Wissot: Let’s get rid of fear-based police training
I’m willing to throw caution to the wind, live on the wild side, journey into the danger zone.
Yes, yes, yes. I’m willing to take my chances living in a country where drivers who hang air fresheners from their rear view mirrors, don’t use their turn signals, toddle around town with a broken taillight, aren’t subject to being stopped and pulled over by the police. Let cops take down their license plate number and mail them a summons. But, please don’t ask them to make a meaningless stop that could end with a cop preemptively shooting an unarmed motorist.
Cops have more important tasks to perform in protecting and serving the public than stopping motorists for violations that do not pose an obvious threat to community safety. It makes as much sense to waste the time and talents of the police in enforcing Mickey Mouse misdemeanors as it does to place cops on street corner stakeouts waiting to arrest jaywalkers.
Sandra Bland would be alive today if a cop in Texas hadn’t stopped her in 2015 for a failure to use her turn signal. The stop ended with Bland being arrested after a verbal confrontation led to a physical struggle. She took her own life three days later while sitting in a jail cell.
Daunte Wright would also be alive today if a cop in Brooklyn Center, Minnesota, hadn’t pulled him over for expired tags. If the officer had simply taken down his plate number and mailed him a summons, the ensuing debacle where Wright attempted to flee and a female officer shot him with a gun she mistook for a taser would not have occurred. He wouldn’t be dead and she wouldn’t be facing a possible prison sentence.
Advocates for the value of pretextual traffic stops for minor violations, which may lead to the discovery of warrants for more serious crimes, point to Timothy McVeigh as evidence. The Oklahoma City bomber was caught in 1995 after being stopped for driving with no license tag. But such traffic stops leading to arrests on criminal charges are quite rare. A University of Arkansas law professor who has studied the success rates for those stops reported in a study published by the Michigan Law review that, “the overwhelming evidence is it doesn’t work. Hit rates are readily low.”
Shelving laws that allow police to stop motorists for petty driving violations begs the question of what to do about violations that do demand traffic stops? Broken taillights are low risk safety issues; speeding, drunk driving, running red lights, are not.
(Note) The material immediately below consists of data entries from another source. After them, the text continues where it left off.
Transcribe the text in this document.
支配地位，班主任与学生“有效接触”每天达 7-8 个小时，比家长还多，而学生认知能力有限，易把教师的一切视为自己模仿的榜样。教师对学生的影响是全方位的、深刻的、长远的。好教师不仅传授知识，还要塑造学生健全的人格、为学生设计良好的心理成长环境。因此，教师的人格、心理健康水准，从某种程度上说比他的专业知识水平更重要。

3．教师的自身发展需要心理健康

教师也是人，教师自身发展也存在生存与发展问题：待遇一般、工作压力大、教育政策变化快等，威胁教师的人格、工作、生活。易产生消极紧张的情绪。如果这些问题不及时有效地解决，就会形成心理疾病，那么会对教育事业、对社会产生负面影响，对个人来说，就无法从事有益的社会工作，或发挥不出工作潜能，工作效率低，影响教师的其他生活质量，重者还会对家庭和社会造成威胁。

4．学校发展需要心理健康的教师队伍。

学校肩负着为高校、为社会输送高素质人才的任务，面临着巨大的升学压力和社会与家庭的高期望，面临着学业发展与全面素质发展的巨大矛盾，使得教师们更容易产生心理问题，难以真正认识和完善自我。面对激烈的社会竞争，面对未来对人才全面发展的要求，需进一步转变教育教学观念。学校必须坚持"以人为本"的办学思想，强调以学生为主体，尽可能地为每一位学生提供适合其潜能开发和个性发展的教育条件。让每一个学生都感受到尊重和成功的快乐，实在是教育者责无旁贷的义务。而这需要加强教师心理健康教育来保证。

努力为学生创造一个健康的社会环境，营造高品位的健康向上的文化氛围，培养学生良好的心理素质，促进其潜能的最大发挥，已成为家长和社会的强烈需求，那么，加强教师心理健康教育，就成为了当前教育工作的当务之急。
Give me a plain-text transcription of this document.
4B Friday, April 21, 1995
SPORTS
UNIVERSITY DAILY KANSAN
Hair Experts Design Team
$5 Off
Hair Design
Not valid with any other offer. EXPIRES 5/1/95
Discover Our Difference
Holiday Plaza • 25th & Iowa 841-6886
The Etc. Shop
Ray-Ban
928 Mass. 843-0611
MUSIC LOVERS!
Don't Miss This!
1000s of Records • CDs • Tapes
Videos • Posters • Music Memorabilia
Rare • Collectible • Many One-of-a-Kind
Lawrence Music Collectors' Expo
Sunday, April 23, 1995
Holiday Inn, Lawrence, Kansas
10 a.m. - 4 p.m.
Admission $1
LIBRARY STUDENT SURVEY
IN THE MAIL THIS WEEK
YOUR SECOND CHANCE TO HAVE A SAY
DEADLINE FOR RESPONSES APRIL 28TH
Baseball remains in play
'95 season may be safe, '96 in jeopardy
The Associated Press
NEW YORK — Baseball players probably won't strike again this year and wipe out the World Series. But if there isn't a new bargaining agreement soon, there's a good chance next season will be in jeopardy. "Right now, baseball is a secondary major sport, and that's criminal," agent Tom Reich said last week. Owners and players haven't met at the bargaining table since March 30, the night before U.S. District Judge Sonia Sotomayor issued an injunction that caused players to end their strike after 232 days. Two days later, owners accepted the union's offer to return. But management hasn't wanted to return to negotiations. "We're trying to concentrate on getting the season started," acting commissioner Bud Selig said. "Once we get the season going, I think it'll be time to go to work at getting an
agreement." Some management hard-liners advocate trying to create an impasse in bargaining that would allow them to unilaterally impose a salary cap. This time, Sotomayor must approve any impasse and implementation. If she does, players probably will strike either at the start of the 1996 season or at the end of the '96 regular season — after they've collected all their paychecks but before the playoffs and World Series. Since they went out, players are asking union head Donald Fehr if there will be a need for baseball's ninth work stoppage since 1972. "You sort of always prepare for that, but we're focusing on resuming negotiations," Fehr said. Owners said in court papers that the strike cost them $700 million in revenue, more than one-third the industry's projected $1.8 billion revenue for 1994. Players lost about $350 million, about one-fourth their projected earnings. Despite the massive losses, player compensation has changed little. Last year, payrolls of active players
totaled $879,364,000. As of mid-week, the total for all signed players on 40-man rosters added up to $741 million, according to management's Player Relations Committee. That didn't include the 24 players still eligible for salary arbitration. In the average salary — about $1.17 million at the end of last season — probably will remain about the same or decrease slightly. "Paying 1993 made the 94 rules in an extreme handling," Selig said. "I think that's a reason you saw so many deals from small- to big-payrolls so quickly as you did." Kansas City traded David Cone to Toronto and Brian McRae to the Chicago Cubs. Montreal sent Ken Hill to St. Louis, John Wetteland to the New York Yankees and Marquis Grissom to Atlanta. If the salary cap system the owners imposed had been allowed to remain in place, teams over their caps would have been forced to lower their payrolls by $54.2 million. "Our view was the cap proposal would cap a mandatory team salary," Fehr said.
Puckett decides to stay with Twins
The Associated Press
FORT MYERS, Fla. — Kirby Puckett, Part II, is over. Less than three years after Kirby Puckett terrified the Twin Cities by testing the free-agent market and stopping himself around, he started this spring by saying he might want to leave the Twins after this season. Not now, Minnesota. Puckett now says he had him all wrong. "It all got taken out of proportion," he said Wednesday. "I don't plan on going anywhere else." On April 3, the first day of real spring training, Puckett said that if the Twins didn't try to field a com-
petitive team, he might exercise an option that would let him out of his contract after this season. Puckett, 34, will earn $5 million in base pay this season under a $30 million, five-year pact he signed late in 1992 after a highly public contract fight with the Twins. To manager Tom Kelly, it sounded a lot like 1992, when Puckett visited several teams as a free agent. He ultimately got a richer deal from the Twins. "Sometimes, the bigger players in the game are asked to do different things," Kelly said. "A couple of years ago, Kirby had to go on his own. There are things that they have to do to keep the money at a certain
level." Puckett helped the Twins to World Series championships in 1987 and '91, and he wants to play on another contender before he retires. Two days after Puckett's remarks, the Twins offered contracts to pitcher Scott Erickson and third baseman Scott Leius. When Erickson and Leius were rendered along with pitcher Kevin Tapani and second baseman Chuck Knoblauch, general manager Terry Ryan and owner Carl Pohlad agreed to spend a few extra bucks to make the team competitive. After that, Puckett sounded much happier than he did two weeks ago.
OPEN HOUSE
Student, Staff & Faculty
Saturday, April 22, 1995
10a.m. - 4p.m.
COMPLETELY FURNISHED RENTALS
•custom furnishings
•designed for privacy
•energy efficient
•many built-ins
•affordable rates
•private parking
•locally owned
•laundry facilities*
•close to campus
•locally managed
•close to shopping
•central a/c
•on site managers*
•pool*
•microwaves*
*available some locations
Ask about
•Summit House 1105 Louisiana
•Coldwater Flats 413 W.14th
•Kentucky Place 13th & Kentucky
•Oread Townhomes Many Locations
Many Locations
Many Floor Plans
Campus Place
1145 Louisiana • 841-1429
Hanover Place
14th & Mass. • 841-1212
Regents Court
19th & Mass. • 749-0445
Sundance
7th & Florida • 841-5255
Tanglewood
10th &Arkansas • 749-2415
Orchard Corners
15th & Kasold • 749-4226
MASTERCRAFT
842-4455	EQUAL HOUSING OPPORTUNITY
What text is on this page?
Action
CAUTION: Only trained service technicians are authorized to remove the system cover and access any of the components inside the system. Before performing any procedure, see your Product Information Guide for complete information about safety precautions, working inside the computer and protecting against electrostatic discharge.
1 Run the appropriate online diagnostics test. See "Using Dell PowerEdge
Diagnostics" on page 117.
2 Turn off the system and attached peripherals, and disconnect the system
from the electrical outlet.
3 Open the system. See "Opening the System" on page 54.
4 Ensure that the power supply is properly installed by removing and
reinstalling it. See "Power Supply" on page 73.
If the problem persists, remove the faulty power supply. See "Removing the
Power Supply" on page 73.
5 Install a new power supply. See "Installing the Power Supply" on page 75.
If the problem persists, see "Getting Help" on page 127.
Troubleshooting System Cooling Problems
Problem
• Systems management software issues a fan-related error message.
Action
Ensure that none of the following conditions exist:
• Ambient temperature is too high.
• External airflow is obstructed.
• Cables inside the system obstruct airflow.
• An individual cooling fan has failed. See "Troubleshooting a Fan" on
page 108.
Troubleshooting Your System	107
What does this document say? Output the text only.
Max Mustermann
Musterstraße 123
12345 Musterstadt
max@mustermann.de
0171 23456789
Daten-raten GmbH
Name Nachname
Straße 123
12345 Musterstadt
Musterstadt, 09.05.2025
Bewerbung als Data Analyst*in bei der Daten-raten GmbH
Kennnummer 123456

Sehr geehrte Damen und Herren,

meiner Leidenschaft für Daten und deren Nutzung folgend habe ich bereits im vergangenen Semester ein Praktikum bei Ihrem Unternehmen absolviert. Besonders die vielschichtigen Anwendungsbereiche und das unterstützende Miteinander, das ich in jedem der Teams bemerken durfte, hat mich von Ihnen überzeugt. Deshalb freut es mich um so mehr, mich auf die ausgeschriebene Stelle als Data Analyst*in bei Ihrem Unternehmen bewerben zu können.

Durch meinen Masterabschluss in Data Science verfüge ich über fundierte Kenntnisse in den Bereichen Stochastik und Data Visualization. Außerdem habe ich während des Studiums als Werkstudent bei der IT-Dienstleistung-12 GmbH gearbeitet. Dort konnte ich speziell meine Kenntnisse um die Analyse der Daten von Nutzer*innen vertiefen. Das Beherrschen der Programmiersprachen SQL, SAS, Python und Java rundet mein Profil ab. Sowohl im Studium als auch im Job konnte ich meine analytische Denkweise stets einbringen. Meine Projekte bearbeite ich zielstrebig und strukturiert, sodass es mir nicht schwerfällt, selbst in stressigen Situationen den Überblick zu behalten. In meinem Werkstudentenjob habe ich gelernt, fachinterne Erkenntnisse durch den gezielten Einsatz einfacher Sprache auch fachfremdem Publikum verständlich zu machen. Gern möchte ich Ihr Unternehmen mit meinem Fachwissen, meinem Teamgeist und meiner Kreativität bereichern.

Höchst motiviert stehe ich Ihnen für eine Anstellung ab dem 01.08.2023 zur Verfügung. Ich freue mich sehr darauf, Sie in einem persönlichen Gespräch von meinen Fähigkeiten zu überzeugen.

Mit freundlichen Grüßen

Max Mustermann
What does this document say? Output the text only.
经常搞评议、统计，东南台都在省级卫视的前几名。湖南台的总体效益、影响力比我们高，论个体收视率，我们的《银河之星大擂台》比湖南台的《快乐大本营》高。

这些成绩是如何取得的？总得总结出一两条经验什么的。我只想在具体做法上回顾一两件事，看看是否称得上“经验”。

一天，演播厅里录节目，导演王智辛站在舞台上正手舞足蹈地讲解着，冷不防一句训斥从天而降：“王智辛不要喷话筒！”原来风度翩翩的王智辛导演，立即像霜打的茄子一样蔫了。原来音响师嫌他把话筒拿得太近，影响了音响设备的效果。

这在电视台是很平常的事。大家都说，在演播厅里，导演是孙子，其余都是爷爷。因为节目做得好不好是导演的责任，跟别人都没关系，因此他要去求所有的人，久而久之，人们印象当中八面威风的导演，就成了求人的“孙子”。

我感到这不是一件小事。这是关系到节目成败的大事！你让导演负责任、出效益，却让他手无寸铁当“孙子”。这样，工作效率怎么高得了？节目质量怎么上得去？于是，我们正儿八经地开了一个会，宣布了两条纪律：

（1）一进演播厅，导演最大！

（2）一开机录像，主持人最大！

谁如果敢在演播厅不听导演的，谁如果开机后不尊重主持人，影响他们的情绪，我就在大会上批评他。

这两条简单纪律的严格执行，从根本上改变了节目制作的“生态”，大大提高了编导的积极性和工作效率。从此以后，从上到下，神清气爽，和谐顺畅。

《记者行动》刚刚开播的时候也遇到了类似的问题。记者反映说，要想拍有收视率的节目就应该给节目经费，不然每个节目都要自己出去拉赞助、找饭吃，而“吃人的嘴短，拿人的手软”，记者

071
The potential for a bad outcome, one that leads to the preemptive use of deadly force in making a necessary traffic stop, is caused by fear-based police training. Police are trained to put their own personal safety above that of public safety. As one researcher of police training around the country put it, “It’s never stated that police life is more important than public life, but in practice officers learn that I actually can’t keep anybody safe if I’m dead. Ergo, keeping myself alive is the most important thing I can do in order for me to do my job.”
An 18-year veteran of the Baltimore Police Force revealed that as part of his annual qualification test for the use of service weapons, he was required to sit for hours in a windowless basement room “watching video after video of cops getting into shootouts after traffic stops.”
Another policeman with years of experience working for a large municipal police department writes of a misplaced hyper vigilance that cops are bred to adopt during their training.
This leads to the calculation that it is better to take your chances winding up in front of a jury than winding up in a funeral parlor. He wrote that a common phrase used by cops is: “Better to be judged by twelve than carried by six.”
Trevor Noah on “The Daily Show” flipped on its head the standard defense offered by law enforcement for police misconduct that the bad apples are the exception and the good apples the rule. “We’re not dealing with bad apples,” he said. “We’re dealing with a rotten tree that happens to grow some good apples.”
Do you know what the odds are of a cop being killed or assaulted during a routine traffic stop? According to a 2019 study published in the Michigan Law Review, the odds of a cop being killed was 1 in every 6.5 million stops; of being assaulted leading to serious injury, 1 in every 361,111 stops. Or as columnist Radley Balko in the Washington Post after reading these statistics put it, “an officer is orders of magnitude more likely to die of a lightening strike or an insect sting.”
Training cops to be ready for a kill-or-be-killed scenario when stopping a motorist only makes it more likely that what didn’t need to happen will happen. They deserve better. The motorists they stop deserve better. The public deserves better.